Carmen
Almoço na casa da baronesa
Van Aerssen, calle Espartinas, centro de Madri, a dos passos da elegante calle
Goya. Neste endereço prestigioso vou residir por um ano. Ano que marcará o
resto de minha vida.
Tenho 17 anos, estudo no
liceu francês e descubro o mundo. A baronesa é na verdade uma boa e brava sevilhana
que, bonita, casara com um holandês barão e cônsul honorário na Andaluzia dos
anos 30. Em modesto imóvel, o apartamento é bastante confortável, embora simples.
Os filhos, Glória e Alberto,
estão mergulhados em arte e dança flamenca. Com freqüência senta a nossa mesa
todo tipo de artistas. Pintores, restauradores, cantores, músicos. E todos os
ciganos e ciganas de todas as companhias de dança clássica espanhola da capital
e arredores.
Como a guerra civil acabou há
poucos anos, economia muita. A comida é espartana, mas as conversas vão
contribuir a formar a cultura deste adolescente desajeitado que abre mais os
olhos e os ouvidos que a boca.
No meio do aguado “cosido”, a
bailarina se levanta da cadeira, queixo altivo e cabeleira farta severamente
presa, toma pose e, erguendo o braço, declara “É assim que se coloca o cotovelo!
”. Na hora da cevada – café é luxo impensável – surgem as castanholas. Glória e
outra cigana se enrolam em uma sevillana nervosa, ritmada de ruidosas palmadas.
Isto é em pleno meio de semana.
.... Durante mais de
meio-século fui espectador entusiasta de flamenco e balé clássico espanhol. Vi
evoluir nos tablados e palcos do mundo ou nas cuevas de Granada, Carmen Amaya,
Antônio y Rosário, Pilar Lopez, La
Faraona , Antônio Gadés e muitos outros cujos nomes agora me
escapam. Sem me considerar grande conhecedor, aceito ser etiquetado de amador familiarizado.
Tudo este preâmbulo para
falar da montagem de “Carmen”, pela companhia Antônio Gadés, momento mais alto
da temporada 2007 no TCA em matéria de dança. Sem efeitos especiais, Dolby
sound ou luz negra. Dança pura.
“Carmen” segue a tradicional
teatralidade do balé romântico que se desenrola a partir de uma narrativa, tal
como o conhecemos desde o século XIX, tipo Lago dos Cisnes ou Gisela. Existe
cronologia, trama e até gestual mimética evidenciando o amor, o ódio, a
rivalidade, o desespero, a arrogância, o ciúme.

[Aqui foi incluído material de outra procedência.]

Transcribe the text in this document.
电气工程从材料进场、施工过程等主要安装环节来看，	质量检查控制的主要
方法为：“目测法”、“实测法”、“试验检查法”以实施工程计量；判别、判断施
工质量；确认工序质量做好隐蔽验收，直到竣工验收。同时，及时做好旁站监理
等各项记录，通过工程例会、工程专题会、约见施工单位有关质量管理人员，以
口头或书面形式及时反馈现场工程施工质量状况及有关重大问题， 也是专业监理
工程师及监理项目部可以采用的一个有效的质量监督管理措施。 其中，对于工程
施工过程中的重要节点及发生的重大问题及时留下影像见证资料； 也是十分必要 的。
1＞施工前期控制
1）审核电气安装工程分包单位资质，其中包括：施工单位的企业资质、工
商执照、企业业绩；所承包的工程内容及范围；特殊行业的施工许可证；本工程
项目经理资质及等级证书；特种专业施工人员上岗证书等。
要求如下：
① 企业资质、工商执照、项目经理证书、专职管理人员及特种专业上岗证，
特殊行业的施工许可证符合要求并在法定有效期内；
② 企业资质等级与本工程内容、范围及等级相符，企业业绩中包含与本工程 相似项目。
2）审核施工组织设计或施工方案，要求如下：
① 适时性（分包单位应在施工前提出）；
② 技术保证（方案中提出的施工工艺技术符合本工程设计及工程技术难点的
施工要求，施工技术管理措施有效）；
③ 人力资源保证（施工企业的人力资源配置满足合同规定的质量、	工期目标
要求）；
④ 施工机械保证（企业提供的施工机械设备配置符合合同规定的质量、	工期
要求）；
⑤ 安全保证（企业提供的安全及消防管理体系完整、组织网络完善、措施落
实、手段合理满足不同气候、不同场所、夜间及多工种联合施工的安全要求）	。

Entram agora os componentes
do flamenco. Cantado, é impossível não lembrar a cultura árabe, a chamada do
muezzin nas noites de Fez ou de Amman. Dançado, o corpo se cinde em duas partes,
que se completam, mas também sabem se opor. As pernas marcam o ritmo com seu
“taconeado” e parecem falar, murmurar ou provocar, enquanto os braços
concretizam a espiritualidade do bailarino, com todas suas angústias e seus
desejos.
No caso especifico desta
montagem, verdadeira obra-prima do gênero, a quadrilogia Bizet-Gadés-Carlos e
Antônio Saura surpreende por um rigor beirando o Nô japonês e também pela
contemporaneidade na inovadora leitura feminista de Carmen e o cromatismo a la Caravaggio escolhido
pelo consagrado artista plástico Antonio Saura, irmão do cineasta. Enfim as
ousadias sonoras que misturam á obra de Bizet, Garcia Lorca, Regina Resnik, Mario
del Mônaco e canto hondo.
Particularmente impressionante
é a recuperação da ária “Toreador, prends garde á toi” de difícil adequação,
pelo seu tom de arcaico triunfalismo. A solução encontrada foi uma parodia
goyesca e bem humorada de tourada, momento de leveza e deboche antes do sombrio
drama final.
Não faltou, como em todo balé
clássico, o virtuosismo dos pas-de-deux e pas-de-quatre, um corpo de balé
impecável e solistas soberbos. Mas o que tem de absolutamente único nesta
expressão balética é o fato de ela evoluir sem jamais perder nem sua essência,
nem seu vocabulário, sua espontaneidade ou vigor. Não sei de outra cultura
ocidental que tenha mantido sua tradição coreográfica, de origem popular e,
enobrecendo-a, evitado as armadilhas do folclore “para inglês ver”.
O escritor Prosper Mérimée e
o compositor Georges Bizet, ambos franceses e cartesianos, devem estar
encantados, sentados lá nas suas nuvenzinhas, assistindo a perenidade de sua
obra agora totalmente assimilada pelo espírito intempestivo e passional dos
vizinhos hispânicos.
Milagre da Arte...
Dimitri Ganzelevitch Salvador, 8 de Novembro de 2007.